An ihm entlang geht es nochmal ein Stück höher. Der Weg ist sehr gut angelegt, ab und zu gibt es matschige oder verschneite Stellen.

Nach einer halben Stunde erreichen wir einen Wasserfall. Uns zieht es noch höher hinauf.

Wir hatten diesen Winter ja noch nicht so viel Schnee.

Auf 2200 Metern liegt der nächste Stausee. Er ist kleiner aber nicht mehr zugefroren.

Runterwärts ist es etwas rutschig, aber ich habe eine stützende Hand an meiner Seite.

Der Jeep bringt uns wieder zurück, nach einem Kaffee im Dorf steigen wir um in unseren Bus und fahren Richtung Vielha. Dass wir dort nur über einen 2070 Meter hohen Pass hinkommen, hatten wir nicht auf dem Schirm.

Oben scheint die Sonne, es ist 16 Grad warm und wir beschließen, für den Abend und die Nacht hierzubleiben. Morgen früh, wenn ich wach werde, und mich frage, wo und wie wir stehen, werde ich mich wundern.

22 Tunnel

La Fontcalda (hot spring) las ich gestern auf Google Maps. Alle Bilder von den Hot Pots, den heißen Quellen, in denen ich auf Island saß, poppten vor meinem geistigen Auge auf. Da will ich hin! Freudig packe ich meine Badesachen in die Fahrradtasche.

Denn um das Ganze noch zu toppen, kann man nach Fontcalda auf einer Via verda, einer ehemaligen Bahntrasse, radeln.

Auf der 23 Kilometer langen Strecke verband der Zug in einem Seitental des Ebro fünf Ortschaften miteinander. Das ist eine Beschönigung, denn um vom Dorf zum Bahnhof zu kommen, musste man vier, fünf Kilometer laufen.

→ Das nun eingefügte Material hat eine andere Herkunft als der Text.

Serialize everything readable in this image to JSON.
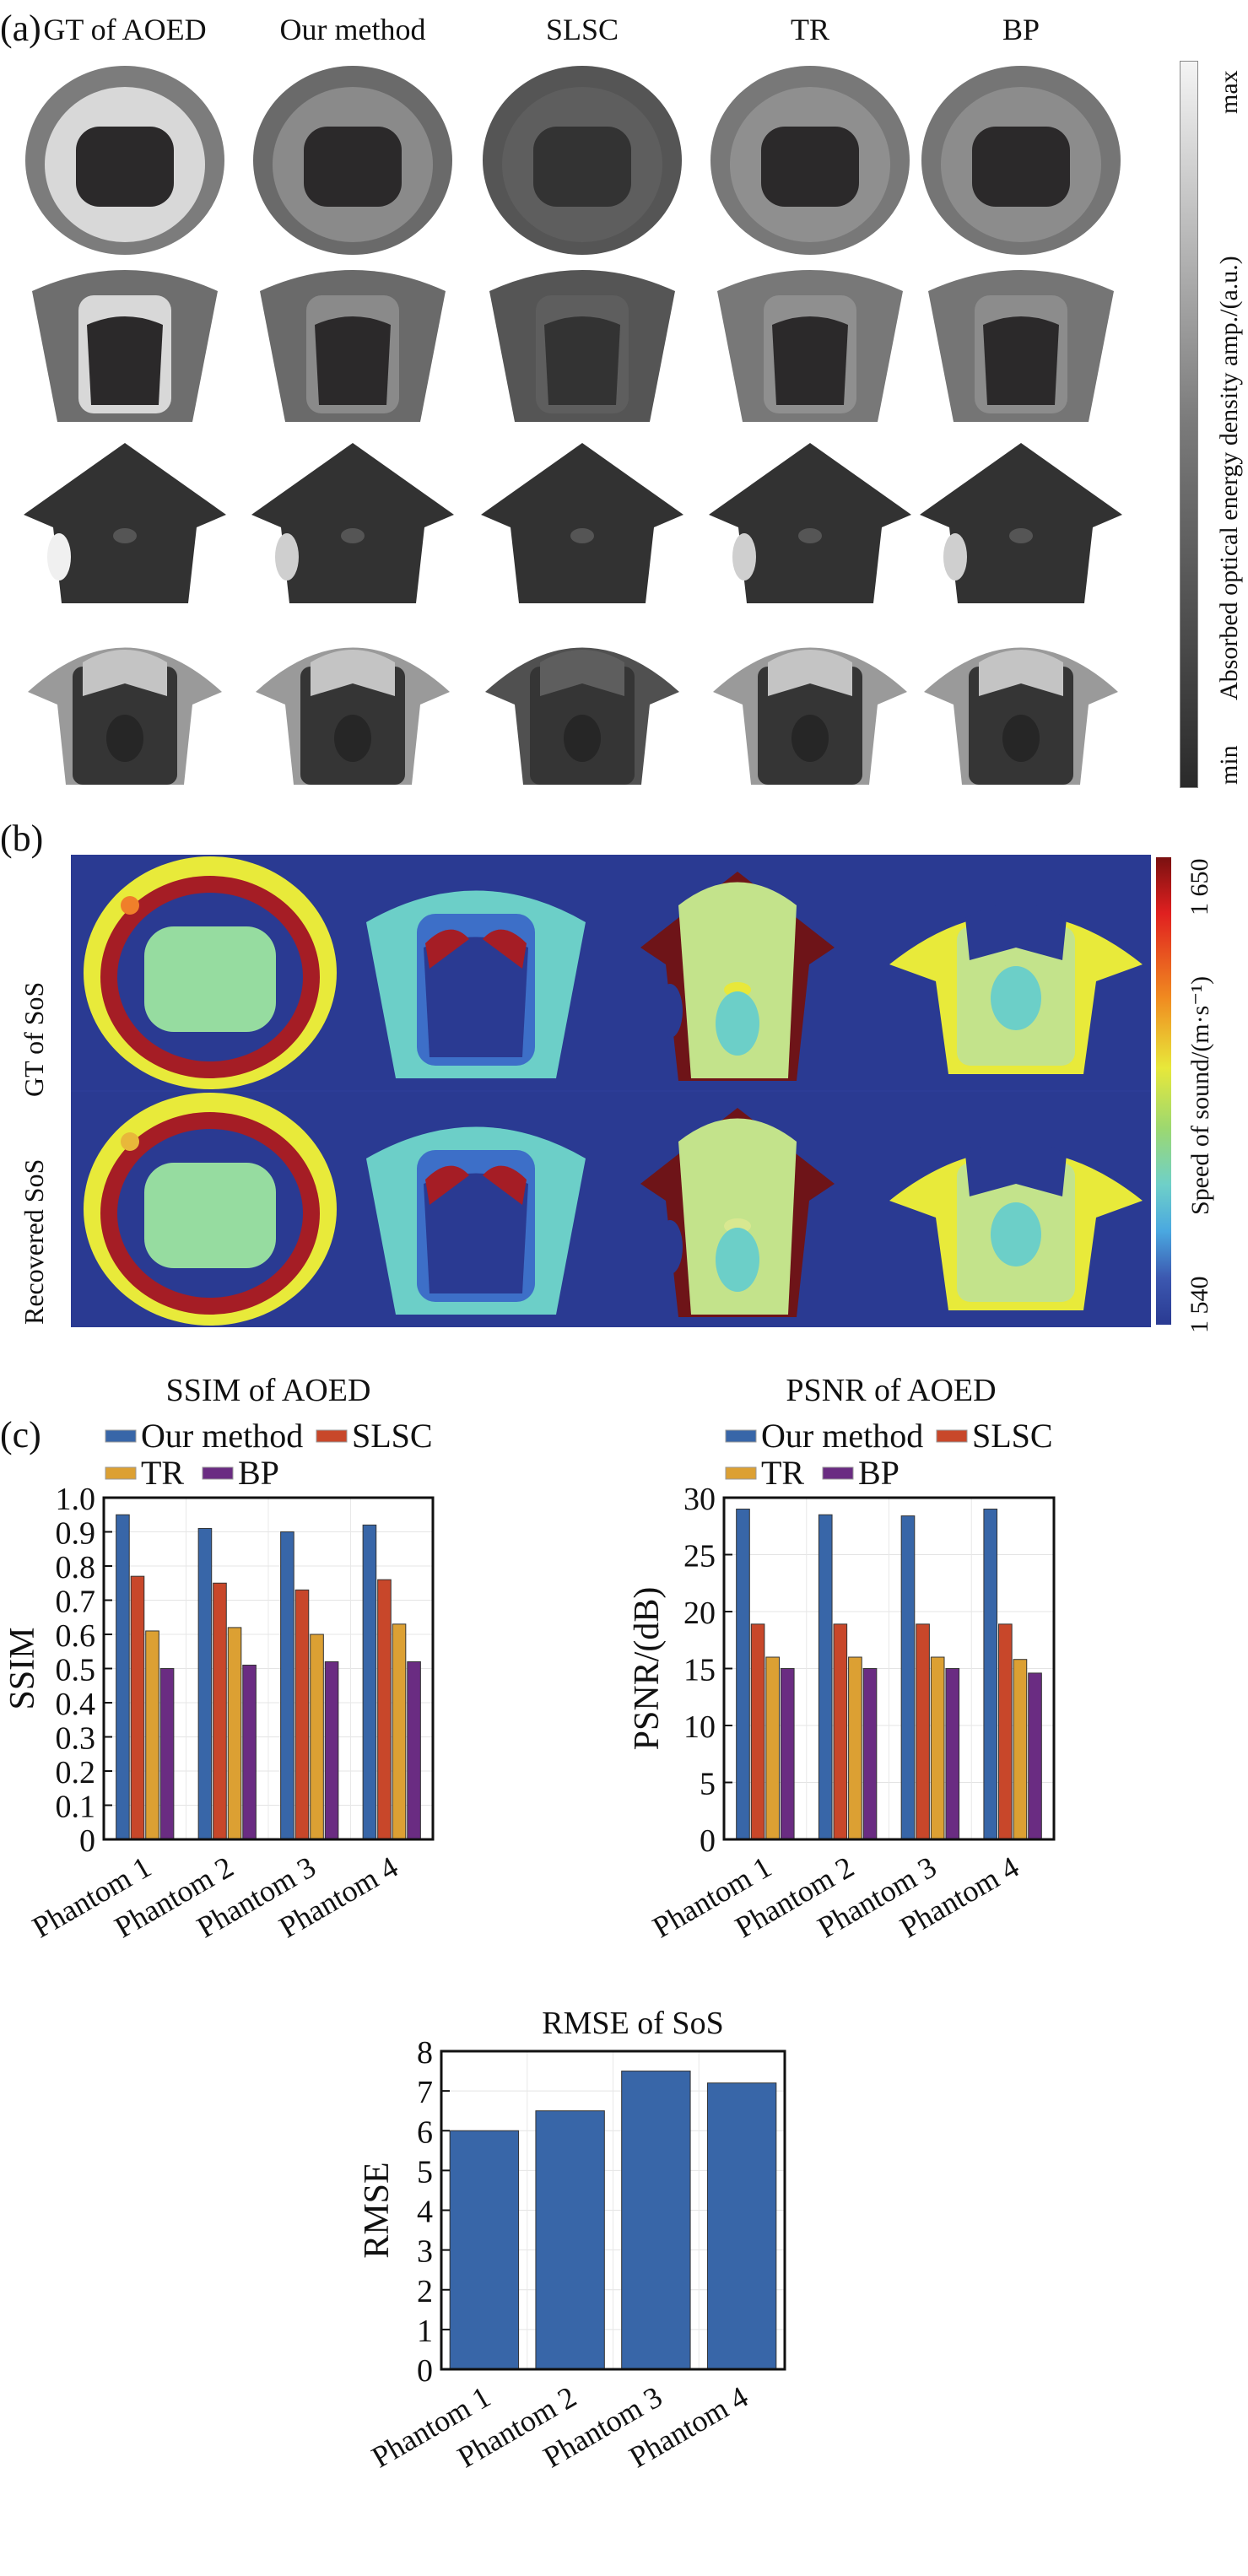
{
  "figure": {
    "panel_a": {
      "label": "(a)",
      "column_titles": [
        "GT of AOED",
        "Our method",
        "SLSC",
        "TR",
        "BP"
      ],
      "rows": 4,
      "colorbar": {
        "label": "Absorbed optical energy density amp./(a.u.)",
        "min_label": "min",
        "max_label": "max",
        "colormap": "gray"
      },
      "phantom_gray_levels": {
        "background": "#ffffff",
        "dark": "#2b292a",
        "mid": "#6b6b6b",
        "light": "#d8d8d8"
      }
    },
    "panel_b": {
      "label": "(b)",
      "row_labels": [
        "GT of SoS",
        "Recovered SoS"
      ],
      "colorbar": {
        "label": "Speed of sound/(m·s⁻¹)",
        "min_label": "1 540",
        "max_label": "1 650",
        "min": 1540,
        "max": 1650,
        "colormap": "jet"
      },
      "colors": {
        "background": "#2a3a92",
        "yellow": "#e8ea3a",
        "red": "#a51d25",
        "green": "#96dca0",
        "cyan": "#6ccfc8",
        "blue": "#3d6fc8",
        "lightgreen": "#c3e38b",
        "orange": "#f07f2a"
      }
    },
    "panel_c": {
      "label": "(c)"
    }
  },
  "chart_data": [
    {
      "type": "bar",
      "title": "SSIM of AOED",
      "xlabel": "",
      "ylabel": "SSIM",
      "categories": [
        "Phantom 1",
        "Phantom 2",
        "Phantom 3",
        "Phantom 4"
      ],
      "ylim": [
        0,
        1.0
      ],
      "yticks": [
        0,
        0.1,
        0.2,
        0.3,
        0.4,
        0.5,
        0.6,
        0.7,
        0.8,
        0.9,
        1.0
      ],
      "ytick_labels": [
        "0",
        "0.1",
        "0.2",
        "0.3",
        "0.4",
        "0.5",
        "0.6",
        "0.7",
        "0.8",
        "0.9",
        "1.0"
      ],
      "grid": true,
      "legend": "top",
      "series": [
        {
          "name": "Our method",
          "color": "#3866a8",
          "values": [
            0.95,
            0.91,
            0.9,
            0.92
          ]
        },
        {
          "name": "SLSC",
          "color": "#c8472a",
          "values": [
            0.77,
            0.75,
            0.73,
            0.76
          ]
        },
        {
          "name": "TR",
          "color": "#dca033",
          "values": [
            0.61,
            0.62,
            0.6,
            0.63
          ]
        },
        {
          "name": "BP",
          "color": "#6a2c82",
          "values": [
            0.5,
            0.51,
            0.52,
            0.52
          ]
        }
      ]
    },
    {
      "type": "bar",
      "title": "PSNR of AOED",
      "xlabel": "",
      "ylabel": "PSNR/(dB)",
      "categories": [
        "Phantom 1",
        "Phantom 2",
        "Phantom 3",
        "Phantom 4"
      ],
      "ylim": [
        0,
        30
      ],
      "yticks": [
        0,
        5,
        10,
        15,
        20,
        25,
        30
      ],
      "ytick_labels": [
        "0",
        "5",
        "10",
        "15",
        "20",
        "25",
        "30"
      ],
      "grid": true,
      "legend": "top",
      "series": [
        {
          "name": "Our method",
          "color": "#3866a8",
          "values": [
            29.0,
            28.5,
            28.4,
            29.0
          ]
        },
        {
          "name": "SLSC",
          "color": "#c8472a",
          "values": [
            18.9,
            18.9,
            18.9,
            18.9
          ]
        },
        {
          "name": "TR",
          "color": "#dca033",
          "values": [
            16.0,
            16.0,
            16.0,
            15.8
          ]
        },
        {
          "name": "BP",
          "color": "#6a2c82",
          "values": [
            15.0,
            15.0,
            15.0,
            14.6
          ]
        }
      ]
    },
    {
      "type": "bar",
      "title": "RMSE of SoS",
      "xlabel": "",
      "ylabel": "RMSE",
      "categories": [
        "Phantom 1",
        "Phantom 2",
        "Phantom 3",
        "Phantom 4"
      ],
      "ylim": [
        0,
        8
      ],
      "yticks": [
        0,
        1,
        2,
        3,
        4,
        5,
        6,
        7,
        8
      ],
      "ytick_labels": [
        "0",
        "1",
        "2",
        "3",
        "4",
        "5",
        "6",
        "7",
        "8"
      ],
      "grid": true,
      "legend": "none",
      "series": [
        {
          "name": "RMSE",
          "color": "#3866a8",
          "values": [
            6.0,
            6.5,
            7.5,
            7.2
          ]
        }
      ]
    }
  ]
}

Für die Trasse wurden Tunnel in den Fels gesprengt, auf dem Rückweg habe ich 22 gezählt – und wir sind nicht die ganze Strecke, sondern nur 15 Kilometer gefahren.

Es ist 22 Grad warm und es fühlt sich so gut an, wenn ich aus dem kalten und dunklen Tunnel wieder in die Sonne fahre. Rechts und links von mir rote Felsen, mal schroffe senkrechte Spalten, mal weiche runde Gesteinsformen.

Nach zehn Kilometern der ersehnte Wegweiser zur Fontcalda. Auf einem steilen kurzen Weg sausen wir hinunter ins Tal.

In einer Schlucht sind niedrige Becken, die Fingerprobe betrübt: das ist definitiv keine HEISSE Quelle. Okay, das Wasser ist nicht eisig, auch nicht kalt, aber eben auch nicht heiß oder zumindest lauwarm. Dafür ist mir der Aufwand, die Badesachen (möglichst diskret) anzuziehen zu hoch und ich belasse es dabei, meine Füße zu baden.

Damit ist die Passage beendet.